Hoping to actually plow snow this winter unlike last winter.


----------



## Spool it up (Oct 30, 2012)

snowman123;1553292 said:


> Put your plows away you won't be needing them. Here is a link to a meteorologist that is seeing signs of warming for the eastern and the western states. Here is the link
> 
> 
> 
> It sucks I want to be out plowing snow.


atlantic or gulf coast si:laughing:de of FLORIDA


----------



## snoway63 (Dec 29, 2009)

Its only a small warmup and it helps to get storms started in the atmosphere


----------



## snowman123 (Sep 2, 2010)

I sure hope so happy new year to everyone.


----------



## snoway63 (Dec 29, 2009)

happy new year
watching for something maybe over the weekend maybe keep your fingers crossed


----------



## FISHERBOY (Aug 13, 2007)

just a pattern re-load no big deal, happens every winter


----------



## snowplowpro (Feb 7, 2006)

I guess those two major back to back storms we had were it for us they gave us a taste to get are equipment dirty and now old man winter went back to sleep.


----------



## South Seneca (Oct 22, 2010)

It will help melt down of some of the big plies we pushed up already.


----------



## LAB INC (Oct 19, 2006)

*Snow*



snowplowpro;1556844 said:


> I guess those two major back to back storms we had were it for us they gave us a taste to get are equipment dirty and now old man winter went back to sleep.
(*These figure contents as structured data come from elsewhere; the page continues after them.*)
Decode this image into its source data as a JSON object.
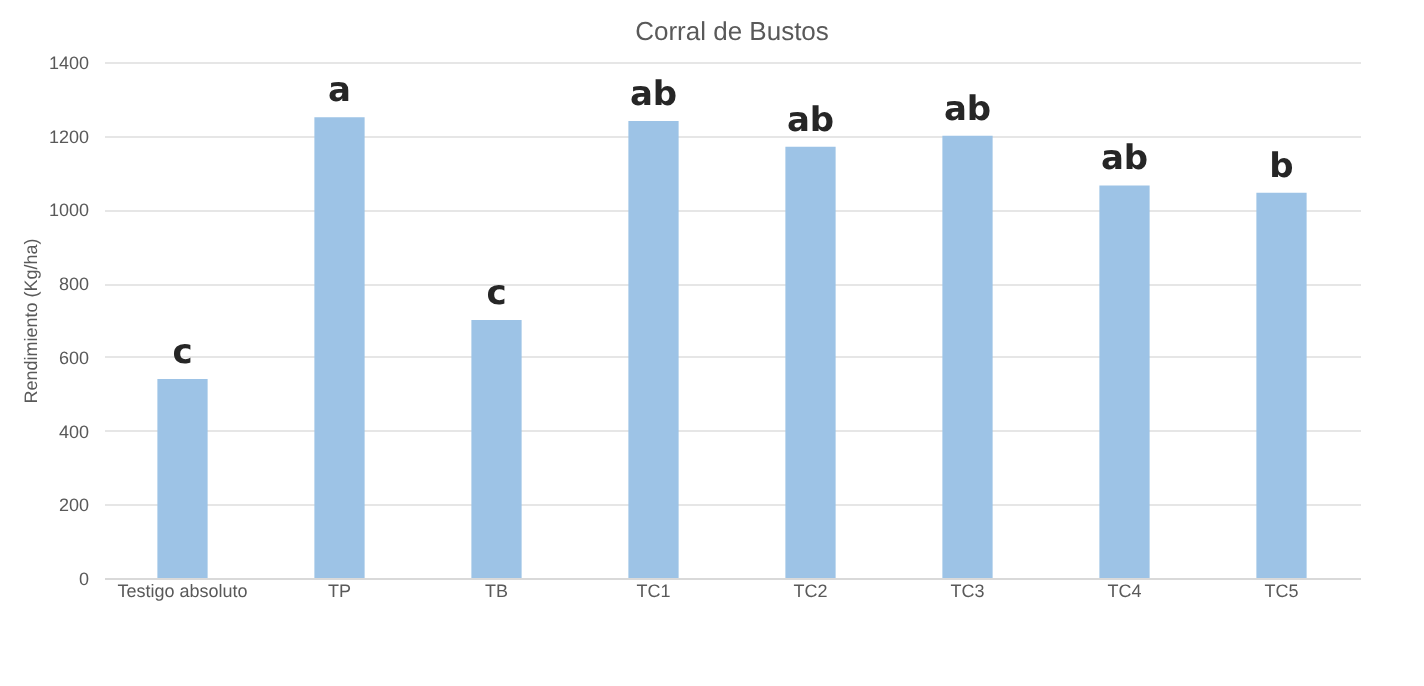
{
  "chart_data": {
    "type": "bar",
    "title": "Corral de Bustos",
    "ylabel": "Rendimiento (Kg/ha)",
    "categories": [
      "Testigo absoluto",
      "TP",
      "TB",
      "TC1",
      "TC2",
      "TC3",
      "TC4",
      "TC5"
    ],
    "values": [
      540,
      1250,
      700,
      1240,
      1170,
      1200,
      1065,
      1045
    ],
    "color": "#9dc3e6",
    "ylim": [
      0,
      1400
    ],
    "yticks": [
      0,
      200,
      400,
      600,
      800,
      1000,
      1200,
      1400
    ],
    "grid": "y",
    "annotations": [
      {
        "text": "c",
        "x": "Testigo absoluto",
        "y": 540
      },
      {
        "text": "a",
        "x": "TP",
        "y": 1250
      },
      {
        "text": "c",
        "x": "TB",
        "y": 700
      },
      {
        "text": "ab",
        "x": "TC1",
        "y": 1240
      },
      {
        "text": "ab",
        "x": "TC2",
        "y": 1170
      },
      {
        "text": "ab",
        "x": "TC3",
        "y": 1200
      },
      {
        "text": "ab",
        "x": "TC4",
        "y": 1065
      },
      {
        "text": "b",
        "x": "TC5",
        "y": 1045
      }
    ]
  }
}
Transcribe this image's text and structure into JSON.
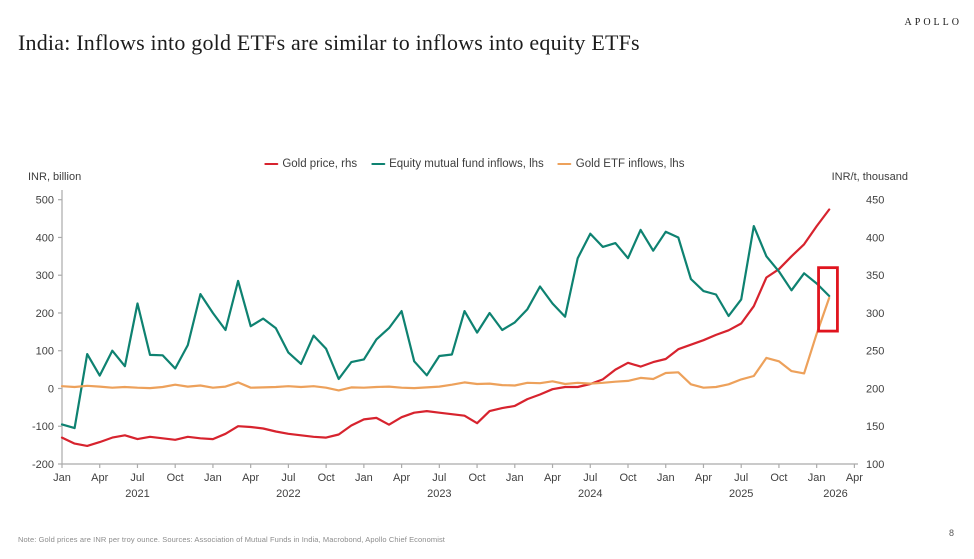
{
  "logo": "APOLLO",
  "page_number": "8",
  "title": "India: Inflows into gold ETFs are similar to inflows into equity ETFs",
  "note": "Note: Gold prices are INR per troy ounce. Sources: Association of Mutual Funds in India, Macrobond, Apollo Chief Economist",
  "left_axis_header": "INR, billion",
  "right_axis_header": "INR/t, thousand",
  "legend": [
    {
      "label": "Gold price, rhs",
      "color": "#d7232e"
    },
    {
      "label": "Equity mutual fund inflows, lhs",
      "color": "#0e8271"
    },
    {
      "label": "Gold ETF inflows, lhs",
      "color": "#eda15b"
    }
  ],
  "colors": {
    "axis_line": "#ababab",
    "tick_text": "#404040",
    "annotation_red": "#e0141e"
  },
  "chart_data": {
    "type": "line",
    "title": "India: Inflows into gold ETFs are similar to inflows into equity ETFs",
    "x_start": "2021-01",
    "x_frequency": "monthly",
    "x_axis": {
      "quarter_labels": [
        "Jan",
        "Apr",
        "Jul",
        "Oct"
      ],
      "years": [
        "2021",
        "2022",
        "2023",
        "2024",
        "2025",
        "2026"
      ],
      "year_center_months": [
        6,
        18,
        30,
        42,
        54,
        61.5
      ],
      "total_months": 63,
      "tick_every_months": 3
    },
    "left_axis": {
      "label": "INR, billion",
      "min": -200,
      "max": 500,
      "step": 100
    },
    "right_axis": {
      "label": "INR/t, thousand",
      "min": 100,
      "max": 450,
      "step": 50
    },
    "legend_position": "top-center",
    "grid": false,
    "series": [
      {
        "name": "Gold price, rhs",
        "axis": "right",
        "color": "#d7232e",
        "values": [
          135,
          127,
          124,
          129,
          135,
          138,
          133,
          136,
          134,
          132,
          136,
          134,
          133,
          140,
          150,
          149,
          147,
          143,
          140,
          138,
          136,
          135,
          139,
          151,
          159,
          161,
          152,
          162,
          168,
          170,
          168,
          166,
          164,
          154,
          170,
          174,
          177,
          186,
          192,
          199,
          202,
          202,
          206,
          212,
          225,
          234,
          229,
          235,
          239,
          252,
          258,
          264,
          271,
          277,
          286,
          309,
          347,
          358,
          375,
          391,
          415,
          437
        ]
      },
      {
        "name": "Equity mutual fund inflows, lhs",
        "axis": "left",
        "color": "#0e8271",
        "values": [
          -95,
          -105,
          91,
          34,
          100,
          59,
          225,
          89,
          88,
          53,
          115,
          250,
          200,
          155,
          285,
          165,
          185,
          160,
          95,
          65,
          140,
          105,
          25,
          70,
          77,
          130,
          160,
          205,
          72,
          35,
          86,
          90,
          205,
          148,
          200,
          155,
          175,
          210,
          270,
          225,
          190,
          345,
          410,
          375,
          385,
          345,
          420,
          365,
          415,
          400,
          290,
          258,
          249,
          192,
          236,
          430,
          350,
          310,
          260,
          305,
          278,
          245
        ]
      },
      {
        "name": "Gold ETF inflows, lhs",
        "axis": "left",
        "color": "#eda15b",
        "values": [
          6,
          4,
          7,
          5,
          2,
          4,
          2,
          1,
          4,
          10,
          5,
          8,
          2,
          5,
          16,
          2,
          3,
          4,
          6,
          4,
          6,
          2,
          -5,
          3,
          2,
          4,
          5,
          2,
          1,
          3,
          5,
          10,
          16,
          12,
          13,
          9,
          8,
          15,
          14,
          19,
          12,
          15,
          13,
          15,
          18,
          20,
          28,
          25,
          41,
          43,
          11,
          2,
          4,
          11,
          24,
          33,
          81,
          72,
          46,
          40,
          145,
          240
        ]
      }
    ],
    "annotation_box": {
      "description": "red highlight box around latest equity and gold ETF inflow datapoints",
      "color": "#e0141e",
      "month_start": 60.15,
      "month_end": 61.65,
      "value_top_lhs": 320,
      "value_bottom_lhs": 152
    }
  }
}
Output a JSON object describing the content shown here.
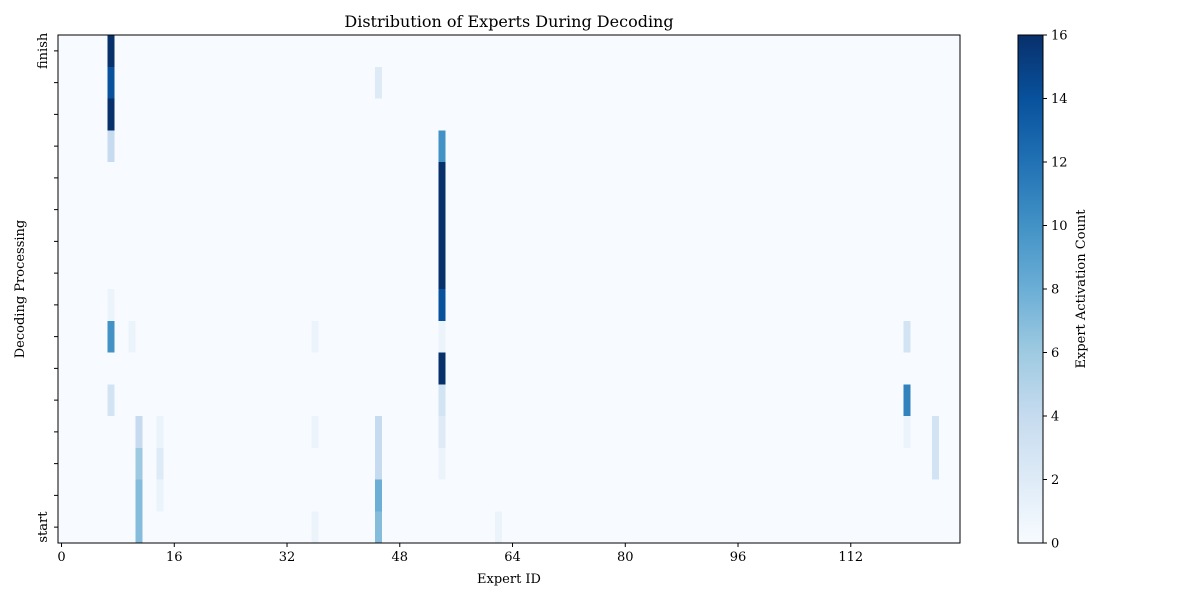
{
  "chart_data": {
    "type": "heatmap",
    "title": "Distribution of Experts During Decoding",
    "xlabel": "Expert ID",
    "ylabel": "Decoding Processing",
    "colorbar_label": "Expert Activation Count",
    "colormap": "Blues",
    "colormap_stops": [
      "#f7fbff",
      "#deebf7",
      "#c6dbef",
      "#9ecae1",
      "#6baed6",
      "#4292c6",
      "#2171b5",
      "#08519c",
      "#08306b"
    ],
    "xlim": [
      -0.5,
      127.5
    ],
    "x_ticks": [
      0,
      16,
      32,
      48,
      64,
      80,
      96,
      112
    ],
    "y_rows": 16,
    "y_tick_labels": [
      "start",
      "finish"
    ],
    "vlim": [
      0,
      16
    ],
    "colorbar_ticks": [
      0,
      2,
      4,
      6,
      8,
      10,
      12,
      14,
      16
    ],
    "cells": [
      {
        "expert": 11,
        "step": 0,
        "count": 7
      },
      {
        "expert": 36,
        "step": 0,
        "count": 1
      },
      {
        "expert": 45,
        "step": 0,
        "count": 7
      },
      {
        "expert": 62,
        "step": 0,
        "count": 1
      },
      {
        "expert": 11,
        "step": 1,
        "count": 7
      },
      {
        "expert": 14,
        "step": 1,
        "count": 1
      },
      {
        "expert": 45,
        "step": 1,
        "count": 8
      },
      {
        "expert": 11,
        "step": 2,
        "count": 6
      },
      {
        "expert": 14,
        "step": 2,
        "count": 2
      },
      {
        "expert": 45,
        "step": 2,
        "count": 4
      },
      {
        "expert": 54,
        "step": 2,
        "count": 1
      },
      {
        "expert": 124,
        "step": 2,
        "count": 3
      },
      {
        "expert": 11,
        "step": 3,
        "count": 4
      },
      {
        "expert": 14,
        "step": 3,
        "count": 1
      },
      {
        "expert": 36,
        "step": 3,
        "count": 1
      },
      {
        "expert": 45,
        "step": 3,
        "count": 4
      },
      {
        "expert": 54,
        "step": 3,
        "count": 2
      },
      {
        "expert": 120,
        "step": 3,
        "count": 1
      },
      {
        "expert": 124,
        "step": 3,
        "count": 3
      },
      {
        "expert": 7,
        "step": 4,
        "count": 3
      },
      {
        "expert": 54,
        "step": 4,
        "count": 3
      },
      {
        "expert": 120,
        "step": 4,
        "count": 11
      },
      {
        "expert": 54,
        "step": 5,
        "count": 16
      },
      {
        "expert": 7,
        "step": 6,
        "count": 10
      },
      {
        "expert": 10,
        "step": 6,
        "count": 1
      },
      {
        "expert": 36,
        "step": 6,
        "count": 1
      },
      {
        "expert": 54,
        "step": 6,
        "count": 1
      },
      {
        "expert": 120,
        "step": 6,
        "count": 3
      },
      {
        "expert": 7,
        "step": 7,
        "count": 1
      },
      {
        "expert": 54,
        "step": 7,
        "count": 14
      },
      {
        "expert": 54,
        "step": 8,
        "count": 16
      },
      {
        "expert": 54,
        "step": 9,
        "count": 16
      },
      {
        "expert": 54,
        "step": 10,
        "count": 16
      },
      {
        "expert": 54,
        "step": 11,
        "count": 16
      },
      {
        "expert": 7,
        "step": 12,
        "count": 4
      },
      {
        "expert": 54,
        "step": 12,
        "count": 10
      },
      {
        "expert": 7,
        "step": 13,
        "count": 16
      },
      {
        "expert": 7,
        "step": 14,
        "count": 14
      },
      {
        "expert": 45,
        "step": 14,
        "count": 2
      },
      {
        "expert": 7,
        "step": 15,
        "count": 16
      }
    ]
  }
}
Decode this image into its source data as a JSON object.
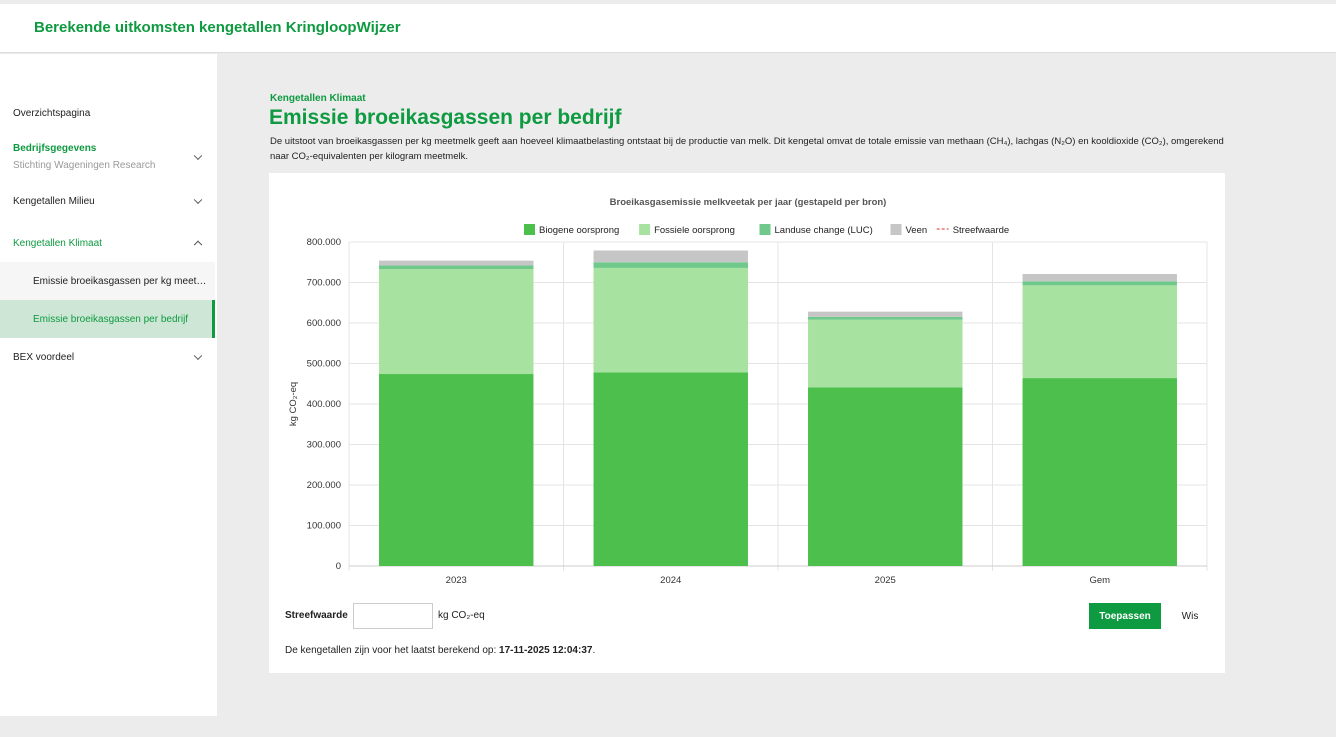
{
  "header": {
    "title": "Berekende uitkomsten kengetallen KringloopWijzer"
  },
  "sidebar": {
    "overview": "Overzichtspagina",
    "bedrijf": {
      "title": "Bedrijfsgegevens",
      "subtitle": "Stichting Wageningen Research"
    },
    "milieu": "Kengetallen Milieu",
    "klimaat": "Kengetallen Klimaat",
    "klimaat_items": [
      "Emissie broeikasgassen per kg meet…",
      "Emissie broeikasgassen per bedrijf"
    ],
    "bex": "BEX voordeel"
  },
  "page": {
    "breadcrumb": "Kengetallen Klimaat",
    "title": "Emissie broeikasgassen per bedrijf",
    "description": "De uitstoot van broeikasgassen per kg meetmelk geeft aan hoeveel klimaatbelasting ontstaat bij de productie van melk. Dit kengetal omvat de totale emissie van methaan (CH₄), lachgas (N₂O) en kooldioxide (CO₂), omgerekend naar CO₂-equivalenten per kilogram meetmelk."
  },
  "form": {
    "label": "Streefwaarde",
    "value": "",
    "unit": "kg CO₂-eq",
    "apply": "Toepassen",
    "clear": "Wis"
  },
  "footer": {
    "note": "De kengetallen zijn voor het laatst berekend op:",
    "date": "17-11-2025 12:04:37",
    "period": "."
  },
  "colors": {
    "brand": "#0e9a40"
  },
  "chart_data": {
    "type": "bar",
    "stacked": true,
    "title": "Broeikasgasemissie melkveetak per jaar (gestapeld per bron)",
    "ylabel": "kg CO₂-eq",
    "xlabel": "",
    "ylim": [
      0,
      800000
    ],
    "yticks": [
      "0",
      "100.000",
      "200.000",
      "300.000",
      "400.000",
      "500.000",
      "600.000",
      "700.000",
      "800.000"
    ],
    "categories": [
      "2023",
      "2024",
      "2025",
      "Gem"
    ],
    "series": [
      {
        "name": "Biogene oorsprong",
        "color": "#4cbf4c",
        "values": [
          474000,
          478000,
          441000,
          464000
        ]
      },
      {
        "name": "Fossiele oorsprong",
        "color": "#a8e2a0",
        "values": [
          259000,
          258000,
          167000,
          229000
        ]
      },
      {
        "name": "Landuse change (LUC)",
        "color": "#6fc98a",
        "values": [
          9000,
          14000,
          7000,
          10000
        ]
      },
      {
        "name": "Veen",
        "color": "#c6c6c6",
        "values": [
          12000,
          29000,
          13000,
          18000
        ]
      }
    ],
    "target_line": {
      "name": "Streefwaarde",
      "color": "#e05a5a"
    }
  }
}
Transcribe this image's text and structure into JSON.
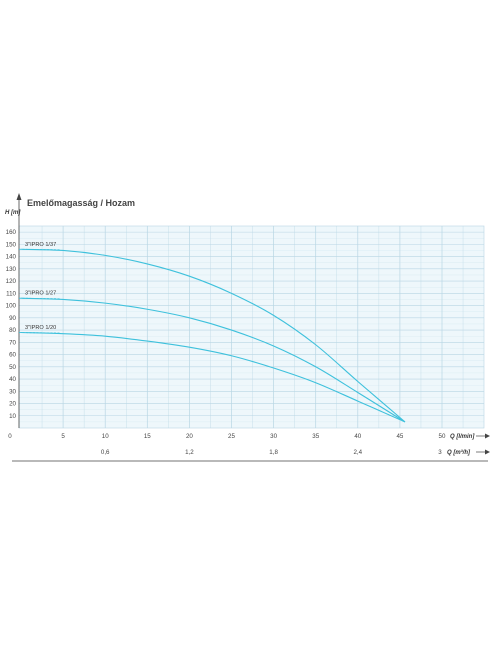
{
  "chart_data": {
    "type": "line",
    "title": "Emelőmagasság / Hozam",
    "ylabel": "H [m]",
    "xlabel": "Q [l/min]",
    "x2label": "Q [m³/h]",
    "xlim": [
      0,
      50
    ],
    "ylim": [
      0,
      165
    ],
    "yticks": [
      10,
      20,
      30,
      40,
      50,
      60,
      70,
      80,
      90,
      100,
      110,
      120,
      130,
      140,
      150,
      160
    ],
    "xticks": [
      0,
      5,
      10,
      15,
      20,
      25,
      30,
      35,
      40,
      45,
      50
    ],
    "x2ticks": [
      "0,6",
      "1,2",
      "1,8",
      "2,4",
      "3"
    ],
    "x2tick_values_lmin": [
      10,
      20,
      30,
      40,
      50
    ],
    "grid": true,
    "colors": {
      "curve": "#3ec1dc",
      "grid": "#b8d6e4",
      "plot_bg": "#eef7fb",
      "axis": "#444444"
    },
    "series": [
      {
        "name": "3\"IPRO 1/37",
        "x": [
          0,
          5,
          10,
          15,
          20,
          25,
          30,
          35,
          40,
          45.6
        ],
        "y": [
          146,
          145,
          141,
          134,
          124,
          110,
          92,
          68,
          38,
          5
        ]
      },
      {
        "name": "3\"IPRO 1/27",
        "x": [
          0,
          5,
          10,
          15,
          20,
          25,
          30,
          35,
          40,
          45.6
        ],
        "y": [
          106,
          105,
          102,
          97,
          90,
          80,
          67,
          50,
          29,
          5
        ]
      },
      {
        "name": "3\"IPRO 1/20",
        "x": [
          0,
          5,
          10,
          15,
          20,
          25,
          30,
          35,
          40,
          45.6
        ],
        "y": [
          78,
          77,
          75,
          71,
          66,
          59,
          49,
          37,
          22,
          5
        ]
      }
    ]
  }
}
Right what a joke I hope we get something the end of Jan this sucks....


----------



## pldann86 (Nov 13, 2008)




----------



## South Seneca (Oct 22, 2010)

NWS says, expect a real return to winter after the 15th.

Until then, we have a week to fix the trucks, clean the shop, get supplies, and take the wife out to dinner. We all know, a happy wife means a happy life.


----------



## Antlerart06 (Feb 28, 2011)

This is Calm of the winter Worst is to come


----------



## allseasons87 (Nov 29, 2011)

South Seneca;1559979 said:


> NWS says, expect a real return to winter after the 15th.
> 
> Until then, we have a week to fix the trucks, clean the shop, get supplies, and take the wife out to dinner. We all know, a happy wife means a happy life.


AMEN! Red lobster tonight with the wife. Christmas gift cards are the best!


----------



## Dogplow Dodge (Jan 23, 2012)

South Seneca;1559979 said:


> . We all know, a happy wife means a happy life.


Yeah,

Someone else's wife.....


----------



## White Gardens (Oct 29, 2008)

allseasons87;1561345 said:


> AMEN! Red lobster tonight with the wife. Christmas gift cards are the best!


Ha! That's the only time we go is when we get gift certificates.

....................


----------



## allseasons87 (Nov 29, 2011)

White Gardens;1561399 said:


> Ha! That's the only time we go is when we get gift certificates.
> 
> ....................


Yea no doubt. And when we can find a babysitter.

Anyways back to the weather....


----------



## ygim (Feb 16, 2010)

I'm going stir crazy here, need snow.


----------